Meno prevedibile, invece, l’atteggiamento del Comune di Crotone, che non ha perso tempo ed ha ripreso un brutto atteggiamento che ha contraddistinto l’amministrazione Voce negli ultimi anni: si è annunciata infatti la volontà di procedere per vie legali contro chi genera allarmismo. Uno scivolone – l’ennesimo – tra amministrazione e cittadini, anche quelli più “intransigenti” e folkloristici, che fecero, al loro tempo, proprio la fortuna (elettorale) di Voce.
Se da una parte l’amministrazione rivendica, giustamente, i risultati dell’Arpacal, che confermano l’infondatezza dei timori dei cittadini circa la presenza di amianto a 300 metri da una scuola pubblica, dall’altro lato è quanto meno grave che l’amministrazione non prenda atto di tali preoccupazioni, bollandole frettolosamente come “allarmismi” ed annunciando addirittura azioni legali.
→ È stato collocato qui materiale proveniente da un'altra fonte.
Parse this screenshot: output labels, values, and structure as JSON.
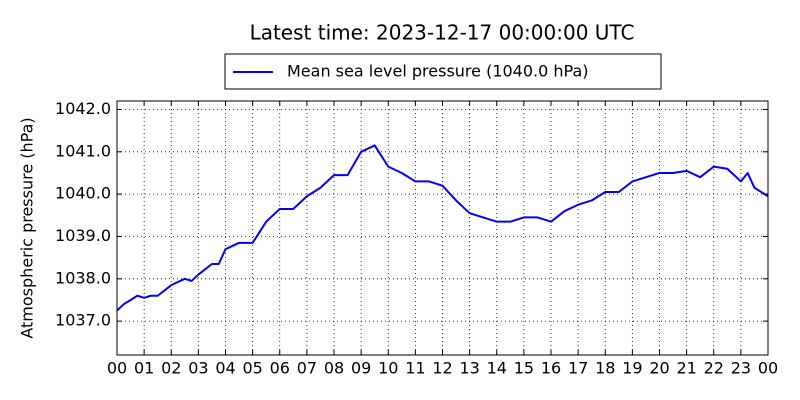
{
  "chart_data": {
    "type": "line",
    "title": "Latest time: 2023-12-17 00:00:00 UTC",
    "y_label": "Atmospheric pressure (hPa)",
    "x": [
      0,
      0.25,
      0.5,
      0.75,
      1,
      1.25,
      1.5,
      2,
      2.5,
      2.75,
      3,
      3.5,
      3.75,
      4,
      4.5,
      5,
      5.5,
      6,
      6.5,
      7,
      7.5,
      8,
      8.5,
      9,
      9.5,
      10,
      10.5,
      11,
      11.5,
      12,
      12.5,
      13,
      13.5,
      14,
      14.5,
      15,
      15.5,
      16,
      16.5,
      17,
      17.5,
      18,
      18.5,
      19,
      19.5,
      20,
      20.5,
      21,
      21.5,
      22,
      22.5,
      23,
      23.25,
      23.5,
      24
    ],
    "series": [
      {
        "name": "Mean sea level pressure (1040.0 hPa)",
        "color": "#0000ff",
        "values": [
          1037.25,
          1037.4,
          1037.5,
          1037.6,
          1037.55,
          1037.6,
          1037.6,
          1037.85,
          1038.0,
          1037.95,
          1038.1,
          1038.35,
          1038.35,
          1038.7,
          1038.85,
          1038.85,
          1039.35,
          1039.65,
          1039.65,
          1039.95,
          1040.15,
          1040.45,
          1040.45,
          1041.0,
          1041.15,
          1040.65,
          1040.5,
          1040.3,
          1040.3,
          1040.2,
          1039.85,
          1039.55,
          1039.45,
          1039.35,
          1039.35,
          1039.45,
          1039.45,
          1039.35,
          1039.6,
          1039.75,
          1039.85,
          1040.05,
          1040.05,
          1040.3,
          1040.4,
          1040.5,
          1040.5,
          1040.55,
          1040.4,
          1040.65,
          1040.6,
          1040.3,
          1040.5,
          1040.15,
          1039.95
        ]
      }
    ],
    "xlim": [
      0,
      24
    ],
    "xticks": [
      {
        "value": 0,
        "label": "00"
      },
      {
        "value": 1,
        "label": "01"
      },
      {
        "value": 2,
        "label": "02"
      },
      {
        "value": 3,
        "label": "03"
      },
      {
        "value": 4,
        "label": "04"
      },
      {
        "value": 5,
        "label": "05"
      },
      {
        "value": 6,
        "label": "06"
      },
      {
        "value": 7,
        "label": "07"
      },
      {
        "value": 8,
        "label": "08"
      },
      {
        "value": 9,
        "label": "09"
      },
      {
        "value": 10,
        "label": "10"
      },
      {
        "value": 11,
        "label": "11"
      },
      {
        "value": 12,
        "label": "12"
      },
      {
        "value": 13,
        "label": "13"
      },
      {
        "value": 14,
        "label": "14"
      },
      {
        "value": 15,
        "label": "15"
      },
      {
        "value": 16,
        "label": "16"
      },
      {
        "value": 17,
        "label": "17"
      },
      {
        "value": 18,
        "label": "18"
      },
      {
        "value": 19,
        "label": "19"
      },
      {
        "value": 20,
        "label": "20"
      },
      {
        "value": 21,
        "label": "21"
      },
      {
        "value": 22,
        "label": "22"
      },
      {
        "value": 23,
        "label": "23"
      },
      {
        "value": 24,
        "label": "00"
      }
    ],
    "ylim": [
      1036.2,
      1042.2
    ],
    "yticks": [
      {
        "value": 1037,
        "label": "1037.0"
      },
      {
        "value": 1038,
        "label": "1038.0"
      },
      {
        "value": 1039,
        "label": "1039.0"
      },
      {
        "value": 1040,
        "label": "1040.0"
      },
      {
        "value": 1041,
        "label": "1041.0"
      },
      {
        "value": 1042,
        "label": "1042.0"
      }
    ],
    "grid": true,
    "legend": "top"
  }
}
Anzi, è gravissimo: perché l’amianto c’è, e sebbene l’amministrazione si sia mossa per farlo rimuovere, è comunque ancora li.
La questione degli ex mercati generali è spinosa e particolare, e sarebbe ingiusto (oltre che errato) attribuirne tutte le colpe all’attuale amministrazione. Se non altro, perché quei capannoni sono in stato di abbandono da quasi quarant’anni. I legittimi proprietari, finalmente – dopo diversi procedimenti giudiziari – si sarebbero impegnati a risanare l’area, ma le cose vanno come sempre per le lunghe, e ad oggi non abbiamo tempistiche certe sulla bonifica di una “bomba ecologica” che le associazioni denunciano da tempo.
Anziché annunciare querele, il Comune di Crotone dovrebbe rispondere ai cittadini e fornire loro informazioni chiare. Tempistiche chiare. Cronoprogrammi chiari. Perché il problema ambientale resta, anche nel momento in cui si certifica che non c’è stata una dispersione di fibre di amianto nell’aria. Che è il minimo, in termini di tutela della salute pubblica.